American Man Dies of Coronavirus in China

BEIJING (Reuters) —
A Meituan delivery worker wearing a face mask stands outside a residential compound where delivery workers are not allowed in as part of the measures to prevent and control the novel coronavirus, in Beijing, Feb. 8. (Reuters/Stringer)

A 60-year-old American has died of the new coronavirus, the first confirmed non-Chinese death of the illness, U.S. officials said, as millions of Chinese began returning home after a Lunar New Year break that was extended to try to contain the outbreak.

While the vast majority of cases have been in China, the virus has spread to some two dozen countries abroad, including five British nationals infected in a French mountain resort.

The American man died on Thursday in Wuhan, the epicentre of the virus outbreak in the central Chinese province of Hubei, a U.S. embassy spokesman said in Beijing on Saturday. He did not elaborate.

A Japanese man in his sixties and hospitalized with pneumonia in Wuhan, capital of Hubei, also died after suffering symptoms consistent with the new coronavirus, Japan’s foreign ministry said.

The virus has been a blow to China‘s already-slowing economy, with Goldman Sachs cutting its first-quarter GDP growth target to 4% from 5.6% previously and saying a deeper hit is possible.

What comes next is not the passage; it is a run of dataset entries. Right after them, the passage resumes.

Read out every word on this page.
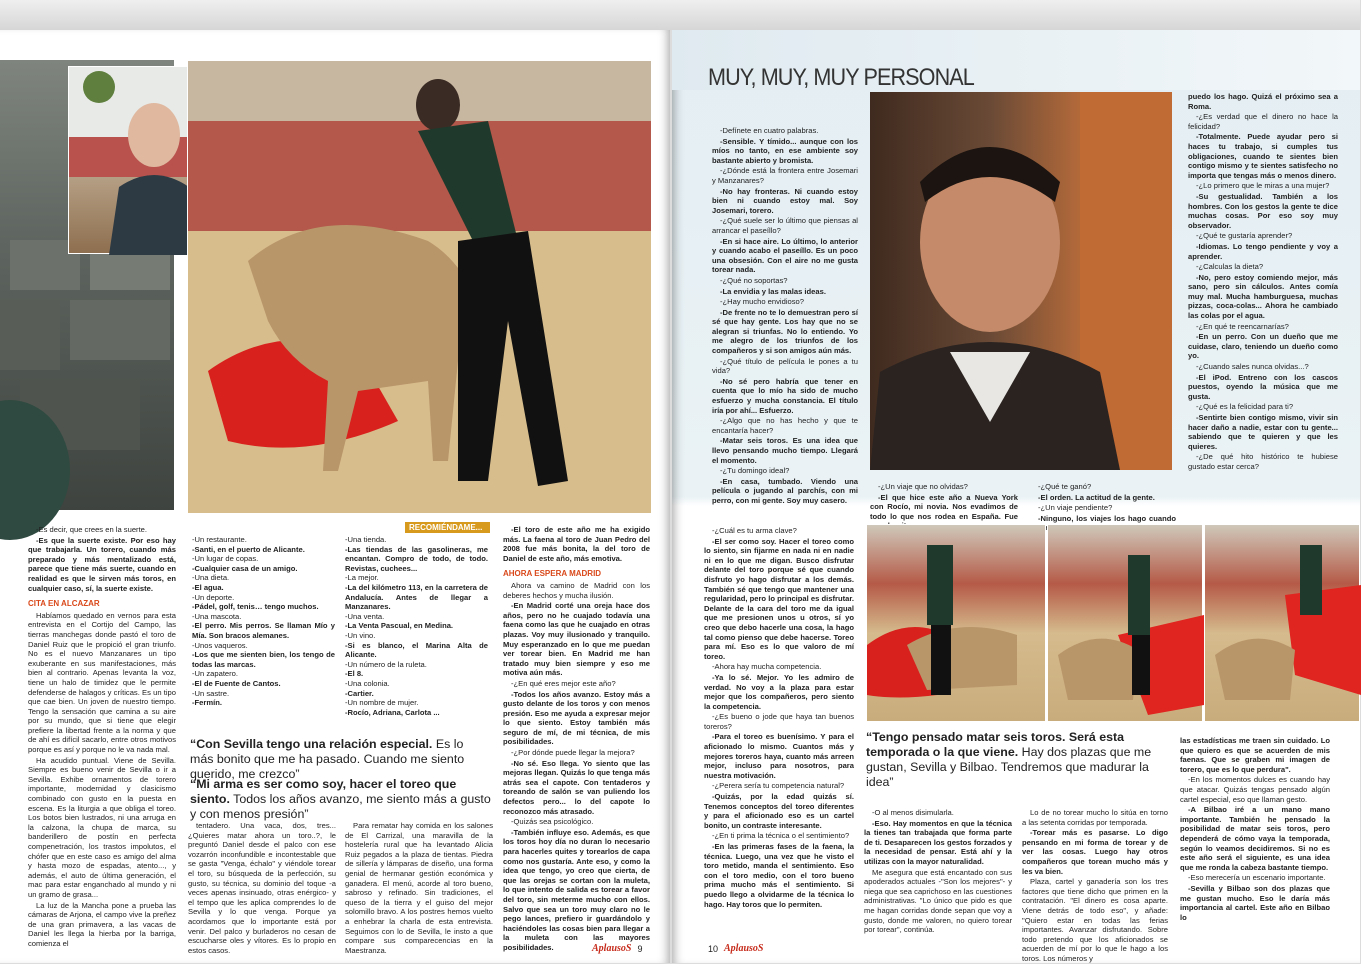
-Es decir, que crees en la suerte.

-Es que la suerte existe. Por eso hay que trabajarla. Un torero, cuando más preparado y más mentalizado está, parece que tiene más suerte, cuando en realidad es que le sirven más toros, en cualquier caso, sí, la suerte existe.

CITA EN ALCAZAR

Habíamos quedado en vernos para esta entrevista en el Cortijo del Campo, las tierras manchegas donde pastó el toro de Daniel Ruiz que le propició el gran triunfo. No es el nuevo Manzanares un tipo exuberante en sus manifestaciones, más bien al contrario. Apenas levanta la voz, tiene un halo de timidez que le permite defenderse de halagos y críticas. Es un tipo que cae bien. Un joven de nuestro tiempo. Tengo la sensación que camina a su aire por su mundo, que si tiene que elegir prefiere la libertad frente a la norma y que de ahí es difícil sacarlo, entre otros motivos porque es así y porque no le va nada mal.

Ha acudido puntual. Viene de Sevilla. Siempre es bueno venir de Sevilla o ir a Sevilla. Exhibe ornamentos de torero importante, modernidad y clasicismo combinado con gusto en la puesta en escena. Es la liturgia a que obliga el toreo. Los botos bien lustrados, ni una arruga en la calzona, la chupa de marca, su banderillero de postín en perfecta compenetración, los trastos impolutos, el chófer que en este caso es amigo del alma y hasta mozo de espadas, atento..., y además, el auto de última generación, el mac para estar enganchado al mundo y ni un gramo de grasa...

La luz de la Mancha pone a prueba las cámaras de Arjona, el campo vive la preñez de una gran primavera, a las vacas de Daniel les llega la hierba por la barriga, comienza el

-Un restaurante.
-Santi, en el puerto de Alicante.
-Un lugar de copas.
-Cualquier casa de un amigo.
-Una dieta.
-El agua.
-Un deporte.
-Pádel, golf, tenis… tengo muchos.
-Una mascota.
-El perro. Mis perros. Se llaman Mío y Mía. Son bracos alemanes.
-Unos vaqueros.
-Los que me sienten bien, los tengo de todas las marcas.
-Un zapatero.
-El de Fuente de Cantos.
-Un sastre.
-Fermín.
RECOMIÉNDAME...
-Una tienda.
-Las tiendas de las gasolineras, me encantan. Compro de todo, de todo. Revistas, cuchees...
-La mejor.
-La del kilómetro 113, en la carretera de Andalucía. Antes de llegar a Manzanares.
-Una venta.
-La Venta Pascual, en Medina.
-Un vino.
-Si es blanco, el Marina Alta de Alicante.
-Un número de la ruleta.
-El 8.
-Una colonia.
-Cartier.
-Un nombre de mujer.
-Rocío, Adriana, Carlota ...
“Con Sevilla tengo una relación especial. Es lo más bonito que me ha pasado. Cuando me siento querido, me crezco”
“Mi arma es ser como soy, hacer el toreo que siento. Todos los años avanzo, me siento más a gusto y con menos presión”

tentadero. Una vaca, dos, tres... ¿Quieres matar ahora un toro..?, le preguntó Daniel desde el palco con ese vozarrón inconfundible e incontestable que se gasta "Venga, échalo" y viéndole torear el toro, su búsqueda de la perfección, su gusto, su técnica, su dominio del toque -a veces apenas insinuado, otras enérgico- y el tempo que les aplica comprendes lo de Sevilla y lo que venga. Porque ya acordamos que lo importante está por venir. Del palco y burladeros no cesan de escucharse oles y vítores. Es lo propio en estos casos.

Para rematar hay comida en los salones de El Carrizal, una maravilla de la hostelería rural que ha levantado Alicia Ruiz pegados a la plaza de tientas. Piedra de sillería y lámparas de diseño, una forma genial de hermanar gestión económica y ganadera. El menú, acorde al toro bueno, sabroso y refinado. Sin tradiciones, el queso de la tierra y el guiso del mejor solomillo bravo. A los postres hemos vuelto a enhebrar la charla de esta entrevista. Seguimos con lo de Sevilla, le insto a que compare sus comparecencias en la Maestranza.

-El toro de este año me ha exigido más. La faena al toro de Juan Pedro del 2008 fue más bonita, la del toro de Daniel de este año, más emotiva.

AHORA ESPERA MADRID

Ahora va camino de Madrid con los deberes hechos y mucha ilusión.

-En Madrid corté una oreja hace dos años, pero no he cuajado todavía una faena como las que he cuajado en otras plazas. Voy muy ilusionado y tranquilo. Muy esperanzado en lo que me puedan ver torear bien. En Madrid me han tratado muy bien siempre y eso me motiva aún más.

-¿En qué eres mejor este año?

-Todos los años avanzo. Estoy más a gusto delante de los toros y con menos presión. Eso me ayuda a expresar mejor lo que siento. Estoy también más seguro de mí, de mi técnica, de mis posibilidades.

-¿Por dónde puede llegar la mejora?

-No sé. Eso llega. Yo siento que las mejoras llegan. Quizás lo que tenga más atrás sea el capote. Con tentaderos y toreando de salón se van puliendo los defectos pero... lo del capote lo reconozco más atrasado.

-Quizás sea psicológico.

-También influye eso. Además, es que los toros hoy día no duran lo necesario para hacerles quites y torearlos de capa como nos gustaría. Ante eso, y como la idea que tengo, yo creo que cierta, de que las orejas se cortan con la muleta, lo que intento de salida es torear a favor del toro, sin meterme mucho con ellos. Salvo que sea un toro muy claro no le pego lances, prefiero ir guardándolo y haciéndoles las cosas bien para llegar a la muleta con las mayores posibilidades.	AplausoS 9

-Defínete en cuatro palabras.

-Sensible. Y tímido... aunque con los míos no tanto, en ese ambiente soy bastante abierto y bromista.

-¿Dónde está la frontera entre Josemari y Manzanares?

-No hay fronteras. Ni cuando estoy bien ni cuando estoy mal. Soy Josemari, torero.

-¿Qué suele ser lo último que piensas al arrancar el paseíllo?

-En si hace aire. Lo último, lo anterior y cuando acabo el paseíllo. Es un poco una obsesión. Con el aire no me gusta torear nada.

-¿Qué no soportas?

-La envidia y las malas ideas.

-¿Hay mucho envidioso?

-De frente no te lo demuestran pero sí sé que hay gente. Los hay que no se alegran si triunfas. No lo entiendo. Yo me alegro de los triunfos de los compañeros y si son amigos aún más.

-¿Qué título de película le pones a tu vida?

-No sé pero habría que tener en cuenta que lo mío ha sido de mucho esfuerzo y mucha constancia. El título iría por ahí... Esfuerzo.

-¿Algo que no has hecho y que te encantaría hacer?

-Matar seis toros. Es una idea que llevo pensando mucho tiempo. Llegará el momento.

-¿Tu domingo ideal?

-En casa, tumbado. Viendo una película o jugando al parchís, con mi perro, con mi gente. Soy muy casero.

-¿Un viaje que no olvidas?

-El que hice este año a Nueva York con Rocío, mi novia. Nos evadimos de todo lo que nos rodea en España. Fue

-¿Qué te ganó?

-El orden. La actitud de la gente.

-¿Un viaje pendiente?

-Ninguno, los viajes los hago cuando

puedo los hago. Quizá el próximo sea a Roma.

-¿Es verdad que el dinero no hace la felicidad?

-Totalmente. Puede ayudar pero si haces tu trabajo, si cumples tus obligaciones, cuando te sientes bien contigo mismo y te sientes satisfecho no importa que tengas más o menos dinero.

-¿Lo primero que le miras a una mujer?

-Su gestualidad. También a los hombres. Con los gestos la gente te dice muchas cosas. Por eso soy muy observador.

-¿Qué te gustaría aprender?

-Idiomas. Lo tengo pendiente y voy a aprender.

-¿Calculas la dieta?

-No, pero estoy comiendo mejor, más sano, pero sin cálculos. Antes comía muy mal. Mucha hamburguesa, muchas pizzas, coca-colas... Ahora he cambiado las colas por el agua.

-¿En qué te reencarnarías?

-En un perro. Con un dueño que me cuidase, claro, teniendo un dueño como yo.

-¿Cuando sales nunca olvidas...?

-El iPod. Entreno con los cascos puestos, oyendo la música que me gusta.

-¿Qué es la felicidad para ti?

-Sentirte bien contigo mismo, vivir sin hacer daño a nadie, estar con tu gente... sabiendo que te quieren y que les quieres.

-¿De qué hito histórico te hubiese gustado estar cerca?

MUY, MUY, MUY PERSONAL

-¿Cuál es tu arma clave?

-El ser como soy. Hacer el toreo como lo siento, sin fijarme en nada ni en nadie ni en lo que me digan. Busco disfrutar delante del toro porque sé que cuando disfruto yo hago disfrutar a los demás. También sé que tengo que mantener una regularidad, pero lo principal es disfrutar. Delante de la cara del toro me da igual que me presionen unos u otros, sí yo creo que debo hacerle una cosa, la hago tal como pienso que debe hacerse. Toreo para mí. Eso es lo que valoro de mí toreo.

-Ahora hay mucha competencia.

-Ya lo sé. Mejor. Yo les admiro de verdad. No voy a la plaza para estar mejor que los compañeros, pero siento la competencia.

-¿Es bueno o jode que haya tan buenos toreros?

-Para el toreo es buenísimo. Y para el aficionado lo mismo. Cuantos más y mejores toreros haya, cuanto más arreen mejor, incluso para nosotros, para nuestra motivación.

-¿Perera sería tu competencia natural?

-Quizás, por la edad quizás sí. Tenemos conceptos del toreo diferentes y para el aficionado eso es un cartel bonito, un contraste interesante.

-¿En ti prima la técnica o el sentimiento?

-En las primeras fases de la faena, la técnica. Luego, una vez que he visto el toro metido, manda el sentimiento. Eso con el toro medio, con el toro bueno prima mucho más el sentimiento. Si puedo llego a olvidarme de la técnica lo hago. Hay toros que lo permiten.

“Tengo pensado matar seis toros. Será esta temporada o la que viene. Hay dos plazas que me gustan, Sevilla y Bilbao. Tendremos que madurar la idea”

-O al menos disimularla.

-Eso. Hay momentos en que la técnica la tienes tan trabajada que forma parte de ti. Desaparecen los gestos forzados y la necesidad de pensar. Está ahí y la utilizas con la mayor naturalidad.

Me asegura que está encantado con sus apoderados actuales -"Son los mejores"- y niega que sea caprichoso en las cuestiones administrativas. "Lo único que pido es que me hagan corridas donde sepan que voy a gusto, donde me valoren, no quiero torear por torear", continúa.

Lo de no torear mucho lo sitúa en torno a las setenta corridas por temporada.

-Torear más es pasarse. Lo digo pensando en mi forma de torear y de ver las cosas. Luego hay otros compañeros que torean mucho más y les va bien.

Plaza, cartel y ganadería son los tres factores que tiene dicho que primen en la contratación. "El dinero es cosa aparte. Viene detrás de todo eso", y añade: "Quiero estar en todas las ferias importantes. Avanzar disfrutando. Sobre todo pretendo que los aficionados se acuerden de mí por lo que le hago a los toros. Los números y

las estadísticas me traen sin cuidado. Lo que quiero es que se acuerden de mis faenas. Que se graben mi imagen de torero, que es lo que perdura".

-En los momentos dulces es cuando hay que atacar. Quizás tengas pensado algún cartel especial, eso que llaman gesto.

-A Bilbao iré a un mano mano importante. También he pensado la posibilidad de matar seis toros, pero dependerá de cómo vaya la temporada, según lo veamos decidiremos. Si no es este año será el siguiente, es una idea que me ronda la cabeza bastante tiempo.

-Eso merecería un escenario importante.

-Sevilla y Bilbao son dos plazas que me gustan mucho. Eso le daría más importancia al cartel. Este año en Bilbao lo

10 AplausoS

“It’s certainly not going to be a return to normal next week,” said Julian Evans-Pritchard, senior China economist at Capital Economics in Singapore.

The death toll in mainland China rose to 723 on Saturday, the World Health Organization (WHO) said, looking likely to pass the 774 deaths recorded globally during the 2002-2003 outbreak of Severe Acute Respiratory Syndrome (SARS).

Most of the deaths in China have occurred in and around Wuhan. Across mainland China, the number of cases stood at 34,598, the WHO said.

The virus has spread to 27 countries and regions, according to a Reuters count based on official reports, infecting more than 330 people. Two deaths have been reported outside mainland China – in Hong Kong and the Philippines. Both victims were Chinese nationals.

WHO expert Mike Ryan told a news conference in Geneva that the number of new cases in Hubei had stabilised over the last four days, “which may reflect the impact of control measures put in place.”

Speaking later to Reuters he cautioned, however, that “it’s not a decline. That can just mean four days of relative calm before it accelerates.”

The latest patients outside China include five British nationals staying in the same chalet at a ski village in Haute-Savoie in the Alps, French health officials said, raising fears of further infections at a busy period in the ski season.

The five, including a child, had been lodged in the same chalet with a British man believed to have contracted the virus in Singapore. They were not in a serious condition, the officials said.

France issued a new travel advisory for its citizens, saying it did not recommend travelling to China unless there was an “imperative” reason. Italy asked children travelling from China to stay away from school for two weeks voluntarily.